After several successful years as president and chief executive officer of Bloomberg L.P., Daniel Doctoroff will step down at the end of the year to make room for the returning Michael Bloomberg. Fresh off of a 12-year run as mayor of New York City, Bloomberg originally had no intention of returning to the media empire he co-founded.
Once Doctoroff steps aside, Bloomberg will once again take the reins of his company, but it was with some reluctance that he agreed to do so.
“This is a sad day for me and my company,” Bloomberg said in a statement. “I really wanted Dan to stay and continue in his leadership role. But I understand his decision. I never intended to come back to Bloomberg LP after 12 years as mayor. However, the more time I spent reacquainting myself with the company, the more exciting and interesting I found it – in large part, due to Dan’s efforts.
“I have gotten very involved in the company again and that led to Dan coming to me recently to say he thought it would be best for him to turn the leadership of the company back to me,” Bloomberg added. “It was a gracious and thoughtful offer and one that I finally accepted after significant pushback and great reluctance.”
During Doctoroff’s tenure at Bloomberg L.P., company revenues increased from $5.4 billion in 2007 to over $9 billion in 2014 and its market share increased from 26% to 32%, according to a statement. The company also touted that Bloomberg News added over 500 reports and editors, bucking reduction trends seen elsewhere. Additionally, Doctoroff helped steer Bloomberg L.P.’s diversification, helping it weather the economic downturn of the latter 2000s, according to the company statement.
“I want to thank Mike Bloomberg for giving me the honor of being the steward of his great company. I am very confident that I turn it back to him well prepared to face future challenges and capitalize on the extraordinary opportunities it has before it,” Doctoroff said in a statement. “I love the company and have deep respect and affection for Mike, so leaving is not an easy decision, but it is the right one for the company, for Mike and for me at this stage of my life.

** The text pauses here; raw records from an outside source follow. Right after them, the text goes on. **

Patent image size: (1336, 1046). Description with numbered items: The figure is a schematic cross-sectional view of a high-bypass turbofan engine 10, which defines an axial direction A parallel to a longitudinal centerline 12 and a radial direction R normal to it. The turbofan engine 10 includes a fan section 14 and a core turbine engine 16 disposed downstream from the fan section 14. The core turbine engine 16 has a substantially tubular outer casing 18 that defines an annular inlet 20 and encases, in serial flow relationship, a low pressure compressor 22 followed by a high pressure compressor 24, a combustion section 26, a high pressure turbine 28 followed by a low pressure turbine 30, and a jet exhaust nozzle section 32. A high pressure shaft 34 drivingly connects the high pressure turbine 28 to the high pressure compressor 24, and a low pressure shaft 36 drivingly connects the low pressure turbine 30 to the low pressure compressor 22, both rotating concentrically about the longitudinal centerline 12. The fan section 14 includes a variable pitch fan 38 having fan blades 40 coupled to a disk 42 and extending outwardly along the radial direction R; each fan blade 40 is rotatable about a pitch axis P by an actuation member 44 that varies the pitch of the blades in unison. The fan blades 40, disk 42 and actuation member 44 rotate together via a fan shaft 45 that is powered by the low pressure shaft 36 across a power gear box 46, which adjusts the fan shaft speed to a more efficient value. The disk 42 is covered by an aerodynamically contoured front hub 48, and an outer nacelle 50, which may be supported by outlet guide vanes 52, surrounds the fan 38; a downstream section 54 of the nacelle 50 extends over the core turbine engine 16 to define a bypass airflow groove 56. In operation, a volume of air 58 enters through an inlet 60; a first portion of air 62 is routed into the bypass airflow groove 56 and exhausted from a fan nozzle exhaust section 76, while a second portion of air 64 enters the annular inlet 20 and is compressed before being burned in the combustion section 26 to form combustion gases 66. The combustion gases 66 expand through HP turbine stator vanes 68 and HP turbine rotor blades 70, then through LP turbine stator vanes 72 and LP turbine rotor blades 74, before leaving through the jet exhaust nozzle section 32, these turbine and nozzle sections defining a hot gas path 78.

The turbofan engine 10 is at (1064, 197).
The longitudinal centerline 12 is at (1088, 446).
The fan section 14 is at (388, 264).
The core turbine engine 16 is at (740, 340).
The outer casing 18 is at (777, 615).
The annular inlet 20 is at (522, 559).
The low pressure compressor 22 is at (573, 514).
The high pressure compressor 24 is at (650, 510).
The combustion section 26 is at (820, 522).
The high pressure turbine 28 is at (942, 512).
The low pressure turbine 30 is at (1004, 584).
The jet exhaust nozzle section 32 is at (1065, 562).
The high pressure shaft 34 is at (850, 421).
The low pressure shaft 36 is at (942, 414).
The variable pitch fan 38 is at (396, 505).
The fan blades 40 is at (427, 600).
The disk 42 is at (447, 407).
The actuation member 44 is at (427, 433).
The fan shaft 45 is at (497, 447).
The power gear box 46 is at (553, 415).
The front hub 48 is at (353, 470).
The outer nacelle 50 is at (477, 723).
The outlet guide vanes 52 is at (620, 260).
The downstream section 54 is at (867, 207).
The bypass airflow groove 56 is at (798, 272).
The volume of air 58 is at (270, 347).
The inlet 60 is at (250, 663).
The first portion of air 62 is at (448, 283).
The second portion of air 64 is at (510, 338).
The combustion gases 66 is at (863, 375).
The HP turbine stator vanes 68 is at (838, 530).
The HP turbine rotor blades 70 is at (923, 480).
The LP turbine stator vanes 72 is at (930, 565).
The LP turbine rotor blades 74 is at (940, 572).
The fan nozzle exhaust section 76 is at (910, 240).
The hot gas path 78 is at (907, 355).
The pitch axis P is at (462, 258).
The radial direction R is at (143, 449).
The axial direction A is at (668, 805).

“It is and has always been Mike’s company and given his renewed interest and energy, it only makes sense for him to retake the helm,” he continued. “I take pride in our achievements over the past seven years and I know the company will only grow stronger.”
Doctoroff may not leave the company altogether, though. Bloomberg asked him to join the Board of Bloomberg Philanthropies. “Once again, I welcome the opportunity to embark on a new chapter and, in time, will decide what’s next,” Doctoroff said, insisting that he’s not leaving for another specific opportunity.